Impfstoff-Fläschen von Biontech / Pfizer.

Corona-Pandemie Wohl deutlich mehr Impfstoff ab 2. Quartal

Stand: 01.02.2021 15:53 Uhr

Laut Gesundheitsministerium sollen die Impfstofflieferungen ab dem 2. Quartal merklich anziehen, bis Ende des Jahres könnten es sogar 320 Millionen Dosen sein. Allerdings ist diese Schätzung mit großen Unsicherheiten behaftet.

Es ist eine neue Übersicht des Bundesgesundheitsministeriums, aus der die Deutsche Presse-Agentur und der "Spiegel" zitieren: Nach 18,3 Millionen Impfdosen im laufenden ersten Quartal könnten demnach laut einer aktuellen Schätzung im zweiten Quartal voraussichtlich 77,1 Millionen Dosen und im dritten Quartal 126,6 Millionen Dosen verschiedener Hersteller an Deutschland geliefert werden. Im vierten Quartal könnten es dann weitere 100,2 Millionen Dosen sein. Zusammen wären es damit 322,2 Millionen Impfdosen bis Jahresende.

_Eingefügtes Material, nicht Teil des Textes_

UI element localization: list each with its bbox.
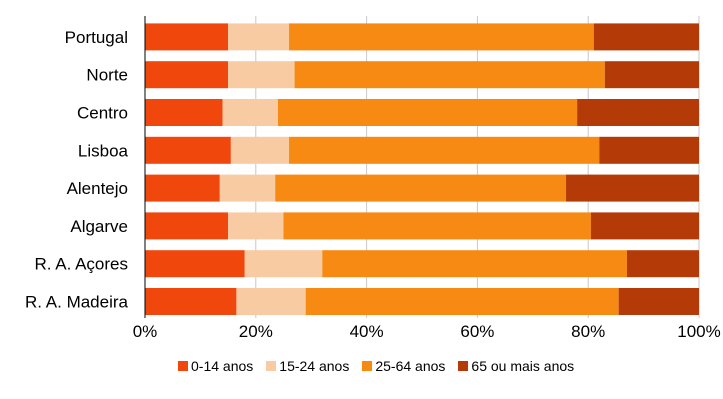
x-tick-labels: 0% 20% 40% 60% 80% 100% [133, 322, 721, 340]
category-label: Algarve [70, 217, 128, 236]
legend-item: 65 ou mais anos [458, 358, 574, 374]
legend-swatch [266, 361, 277, 371]
category-label: Portugal [65, 28, 128, 47]
bar-segment [145, 174, 220, 202]
bar-segment [219, 174, 276, 202]
category-label: Alentejo [67, 179, 128, 198]
bar-segment [145, 136, 231, 164]
legend-item: 15-24 anos [266, 358, 349, 374]
category-label: Lisboa [78, 141, 129, 160]
bar-segment [618, 288, 699, 315]
legend-label: 15-24 anos [279, 358, 350, 374]
bar-segment [577, 99, 699, 126]
legend-label: 0-14 anos [191, 358, 254, 374]
x-tick-label: 100% [677, 322, 720, 340]
legend-swatch [458, 361, 469, 371]
bar-segment [283, 212, 591, 240]
category-label: Norte [86, 66, 128, 85]
bar-segment [322, 250, 627, 278]
legend-swatch [178, 361, 188, 371]
bar-segment [228, 61, 295, 89]
legend-label: 25-64 anos [375, 358, 446, 374]
bar-segment [236, 288, 306, 315]
bar-segment [145, 61, 229, 89]
x-tick-label: 0% [133, 322, 158, 340]
bar-segment [277, 99, 578, 126]
category-labels: Portugal Norte Centro Lisboa Alentejo Algarve… [25, 28, 129, 312]
bar-segment [145, 99, 223, 126]
x-tick-label: 60% [460, 322, 494, 340]
bar-segment [222, 99, 278, 126]
bar-segment [145, 250, 245, 278]
bar-segment [145, 212, 229, 240]
bar-segment [228, 212, 284, 240]
legend: 0-14 anos 15-24 anos 25-64 anos 65 ou ma… [178, 356, 587, 376]
bar-segment [145, 288, 237, 315]
bar-segment [230, 136, 290, 164]
bar-segment [590, 212, 699, 240]
bar-segment [305, 288, 619, 315]
bar-segment [604, 61, 699, 89]
bar-segment [244, 250, 323, 278]
category-label: R. A. Açores [34, 255, 128, 274]
legend-item: 25-64 anos [362, 358, 445, 374]
bar-segment [599, 136, 699, 164]
bar-segment [275, 174, 567, 202]
x-tick-label: 80% [571, 322, 605, 340]
stacked-bar-chart: Portugal Norte Centro Lisboa Alentejo Algarve… [25, 16, 721, 340]
bar-segment [294, 61, 605, 89]
x-tick-label: 20% [239, 322, 273, 340]
bar-segment [566, 174, 699, 202]
x-tick-label: 40% [350, 322, 384, 340]
category-label: Centro [77, 104, 128, 123]
bar-segment [145, 23, 229, 51]
bar-segment [593, 23, 699, 51]
bar-segment [626, 250, 699, 278]
legend-item: 0-14 anos [178, 358, 253, 374]
bar-segment [289, 23, 594, 51]
legend-swatch [362, 361, 373, 371]
bar-segment [289, 136, 600, 164]
legend-label: 65 ou mais anos [471, 358, 575, 374]
category-label: R. A. Madeira [25, 293, 129, 312]
bars [145, 23, 699, 315]
bar-segment [228, 23, 290, 51]
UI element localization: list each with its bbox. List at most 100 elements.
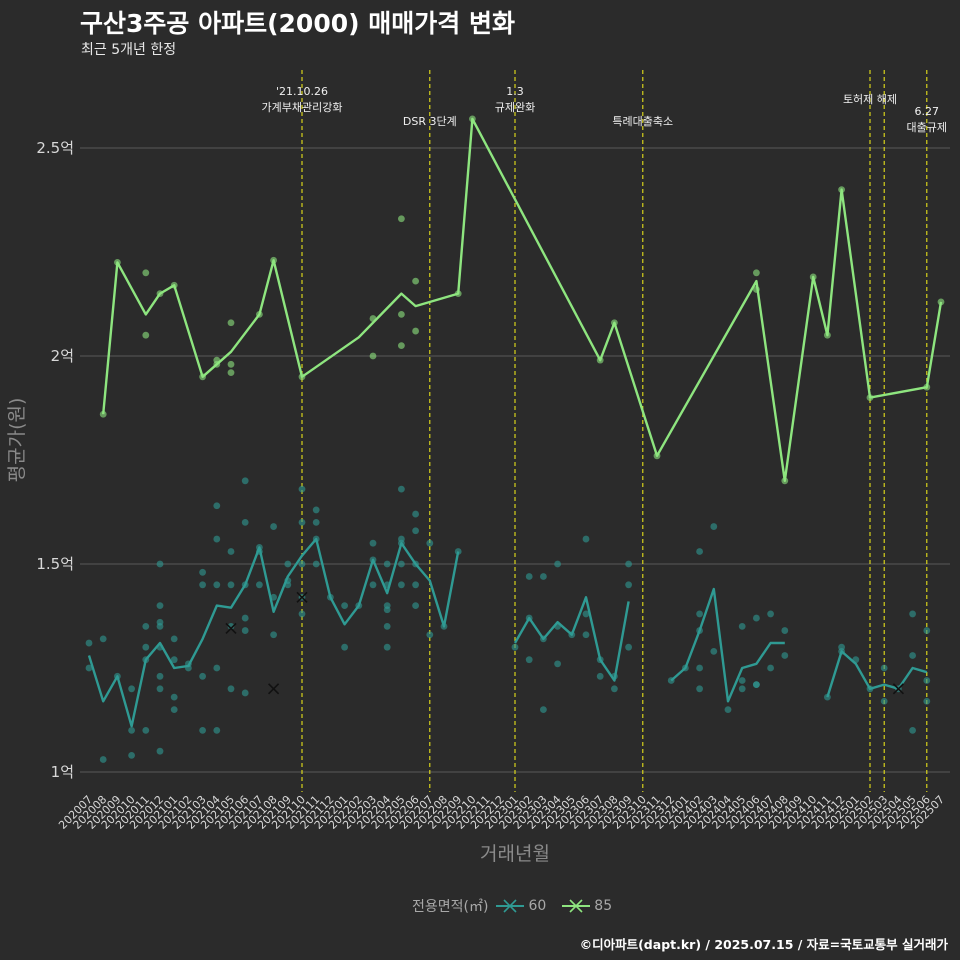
data-point-s60 (582, 610, 590, 618)
line-layer (87, 117, 943, 728)
data-point-s60 (213, 502, 221, 510)
data-point-s60 (241, 627, 249, 634)
data-point-s60 (170, 656, 178, 664)
event-label: 1.3 (506, 85, 524, 98)
data-point-s60 (696, 548, 703, 555)
data-point-s85 (398, 311, 405, 318)
data-point-s60 (241, 614, 249, 622)
y-tick-label: 1억 (51, 763, 74, 781)
data-point-s60 (298, 560, 306, 568)
data-point-s85 (412, 327, 419, 335)
data-point-s60 (738, 623, 746, 630)
data-point-s60 (909, 652, 916, 659)
data-point-s60 (128, 727, 136, 734)
data-point-s60 (582, 535, 590, 543)
data-point-s60 (312, 519, 320, 526)
data-point-s85 (142, 331, 150, 339)
data-point-s60 (426, 631, 434, 639)
data-point-s60 (213, 727, 221, 734)
data-point-s60 (241, 689, 249, 697)
data-point-s60 (767, 664, 774, 672)
data-point-s60 (298, 485, 306, 493)
data-point-s60 (426, 539, 434, 547)
data-point-s60 (398, 581, 405, 589)
data-point-s60 (511, 643, 519, 651)
data-point-s60 (227, 548, 235, 555)
data-point-s60 (170, 706, 178, 713)
data-point-s60 (227, 623, 235, 630)
data-point-s85 (99, 410, 107, 418)
data-point-s60 (412, 510, 419, 518)
data-point-s60 (142, 727, 150, 734)
data-point-s60 (213, 535, 221, 543)
data-point-s60 (781, 627, 789, 634)
data-point-s60 (156, 685, 164, 693)
event-label: 토허제 해제 (843, 92, 897, 106)
data-point-s60 (341, 602, 348, 609)
cross-mark-s60 (296, 591, 308, 603)
data-point-s60 (880, 664, 888, 672)
points-layer (85, 115, 945, 763)
data-point-s60 (199, 727, 207, 734)
data-point-s60 (525, 573, 533, 580)
data-point-s60 (596, 672, 604, 680)
data-point-s60 (696, 610, 703, 618)
data-point-s60 (312, 560, 320, 568)
data-point-s60 (582, 631, 590, 639)
data-point-s60 (383, 643, 391, 651)
data-point-s60 (241, 477, 249, 485)
cross-mark-s60 (225, 622, 237, 635)
cross-mark-s60 (268, 683, 280, 695)
event-label: '21.10.26 (276, 85, 328, 98)
data-point-s60 (412, 527, 419, 535)
cross-mark-s60 (892, 683, 904, 695)
data-point-s60 (738, 677, 746, 684)
data-point-s60 (383, 606, 391, 614)
data-point-s85 (227, 360, 235, 368)
data-point-s85 (412, 277, 419, 285)
legend: 전용면적(㎡) 60 85 (412, 896, 620, 916)
axis-layer: 1억1.5억2억2.5억2020072020082020092020102020… (6, 139, 947, 865)
event-label: DSR 3단계 (403, 115, 457, 128)
series-line-s60 (826, 650, 928, 698)
data-point-s60 (710, 523, 718, 530)
chart-title: 구산3주공 아파트(2000) 매매가격 변화 (80, 9, 515, 38)
data-point-s85 (398, 215, 405, 223)
data-point-s60 (369, 539, 377, 547)
data-point-s60 (554, 660, 561, 668)
data-point-s60 (298, 519, 306, 526)
data-point-s60 (383, 560, 391, 568)
data-point-s60 (156, 602, 164, 609)
data-point-s85 (227, 319, 235, 327)
data-point-s60 (341, 643, 348, 651)
data-point-s60 (85, 639, 93, 647)
data-point-s60 (170, 635, 178, 643)
legend-item-60: 60 (494, 896, 554, 916)
data-point-s60 (909, 610, 916, 618)
data-point-s60 (170, 693, 178, 701)
data-point-s60 (909, 727, 916, 734)
data-point-s60 (412, 602, 419, 609)
data-point-s60 (241, 519, 249, 526)
x-axis-title: 거래년월 (480, 843, 550, 865)
data-point-s60 (284, 560, 292, 568)
data-point-s85 (142, 269, 150, 277)
data-point-s60 (611, 685, 618, 693)
y-axis-title: 평균가(원) (6, 398, 28, 483)
cross-stroke (225, 622, 237, 635)
data-point-s60 (142, 623, 150, 630)
data-point-s60 (128, 685, 136, 693)
data-point-s60 (99, 756, 107, 763)
data-point-s60 (625, 643, 632, 651)
event-layer (301, 70, 928, 792)
data-point-s60 (753, 681, 760, 689)
data-point-s60 (753, 614, 760, 622)
data-point-s85 (227, 369, 235, 377)
series-line-s60 (87, 537, 460, 728)
y-tick-label: 1.5억 (36, 555, 74, 573)
data-point-s60 (383, 623, 391, 630)
data-point-s60 (398, 560, 405, 568)
event-label: 대출규제 (907, 121, 947, 134)
event-label: 6.27 (915, 105, 940, 118)
data-point-s60 (412, 581, 419, 589)
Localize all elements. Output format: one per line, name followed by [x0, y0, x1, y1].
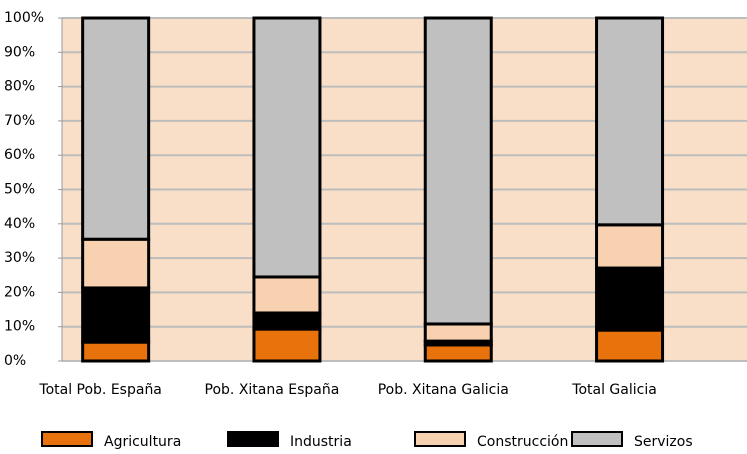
bar-segment: [81, 286, 151, 344]
y-tick-label: 20%: [4, 284, 35, 300]
legend-swatch: [41, 431, 93, 447]
x-tick-label: Total Galicia: [571, 382, 657, 398]
bar-segment: [81, 340, 151, 363]
y-tick-label: 80%: [4, 79, 35, 95]
y-tick-label: 100%: [4, 10, 44, 26]
legend-swatch: [414, 431, 466, 447]
bar-segment: [423, 16, 493, 326]
bar-segment: [595, 328, 665, 363]
x-tick-label: Pob. Xitana España: [205, 382, 340, 398]
y-tick-label: 0%: [4, 353, 26, 369]
bar-segment: [423, 343, 493, 363]
y-tick-label: 60%: [4, 147, 35, 163]
bar-segment: [252, 311, 322, 331]
y-tick-label: 30%: [4, 250, 35, 266]
y-tick-label: 90%: [4, 44, 35, 60]
y-tick-label: 50%: [4, 182, 35, 198]
legend-label: Industria: [290, 434, 352, 450]
y-tick-label: 10%: [4, 319, 35, 335]
bar-segment: [595, 223, 665, 270]
legend-label: Construcción: [477, 434, 568, 450]
bar-segment: [595, 266, 665, 332]
legend-swatch: [571, 431, 623, 447]
bar-segment: [252, 16, 322, 279]
x-tick-label: Pob. Xitana Galicia: [378, 382, 509, 398]
y-tick-label: 40%: [4, 216, 35, 232]
bar-segment: [423, 322, 493, 343]
x-tick-label: Total Pob. España: [38, 382, 162, 398]
legend-label: Agricultura: [104, 434, 181, 450]
y-tick-label: 70%: [4, 113, 35, 129]
bar-segment: [81, 237, 151, 290]
legend-swatch: [227, 431, 279, 447]
bar-segment: [595, 16, 665, 227]
legend-label: Servizos: [634, 434, 693, 450]
bar-segment: [252, 275, 322, 315]
bar-segment: [81, 16, 151, 241]
bar-segment: [252, 327, 322, 363]
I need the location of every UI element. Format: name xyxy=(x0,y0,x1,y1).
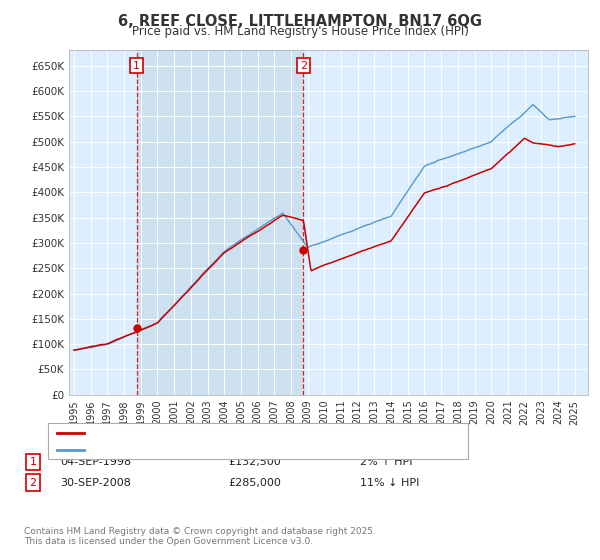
Text: Contains HM Land Registry data © Crown copyright and database right 2025.
This d: Contains HM Land Registry data © Crown c… xyxy=(24,526,376,546)
Text: 2% ↑ HPI: 2% ↑ HPI xyxy=(360,457,413,467)
Text: HPI: Average price, detached house, Arun: HPI: Average price, detached house, Arun xyxy=(90,445,308,455)
Text: £132,500: £132,500 xyxy=(228,457,281,467)
Text: 6, REEF CLOSE, LITTLEHAMPTON, BN17 6QG: 6, REEF CLOSE, LITTLEHAMPTON, BN17 6QG xyxy=(118,14,482,29)
Text: 6, REEF CLOSE, LITTLEHAMPTON, BN17 6QG (detached house): 6, REEF CLOSE, LITTLEHAMPTON, BN17 6QG (… xyxy=(90,428,415,438)
Text: 2: 2 xyxy=(300,60,307,71)
Text: 1: 1 xyxy=(29,457,37,467)
Text: 2: 2 xyxy=(29,478,37,488)
Text: 04-SEP-1998: 04-SEP-1998 xyxy=(60,457,131,467)
Text: 11% ↓ HPI: 11% ↓ HPI xyxy=(360,478,419,488)
Text: 30-SEP-2008: 30-SEP-2008 xyxy=(60,478,131,488)
Bar xyxy=(137,50,304,395)
Text: 1: 1 xyxy=(133,60,140,71)
Text: Price paid vs. HM Land Registry's House Price Index (HPI): Price paid vs. HM Land Registry's House … xyxy=(131,25,469,38)
Text: £285,000: £285,000 xyxy=(228,478,281,488)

Die Schätzung des Bundesgesundheitsministeriums bezieht sich auf geschlossene Verträge und geplante Vereinbarungen sowie voraussichtliche Zulassungstermine einiger Impfstoffe. Wie betont wird, hängen konkrete Termine und Liefermengen aber noch von zahlreichen Faktoren ab - besonders von klinischen Prüfungen, den Zulassungsverfahren, Produktionsprozessen, Lieferketten für Ausgangsstoffe und Qualitätskontrollen. Solche Prognosen seien immer mit Unsicherheiten behaftet, Änderungen seien daher nicht ungewöhnlich.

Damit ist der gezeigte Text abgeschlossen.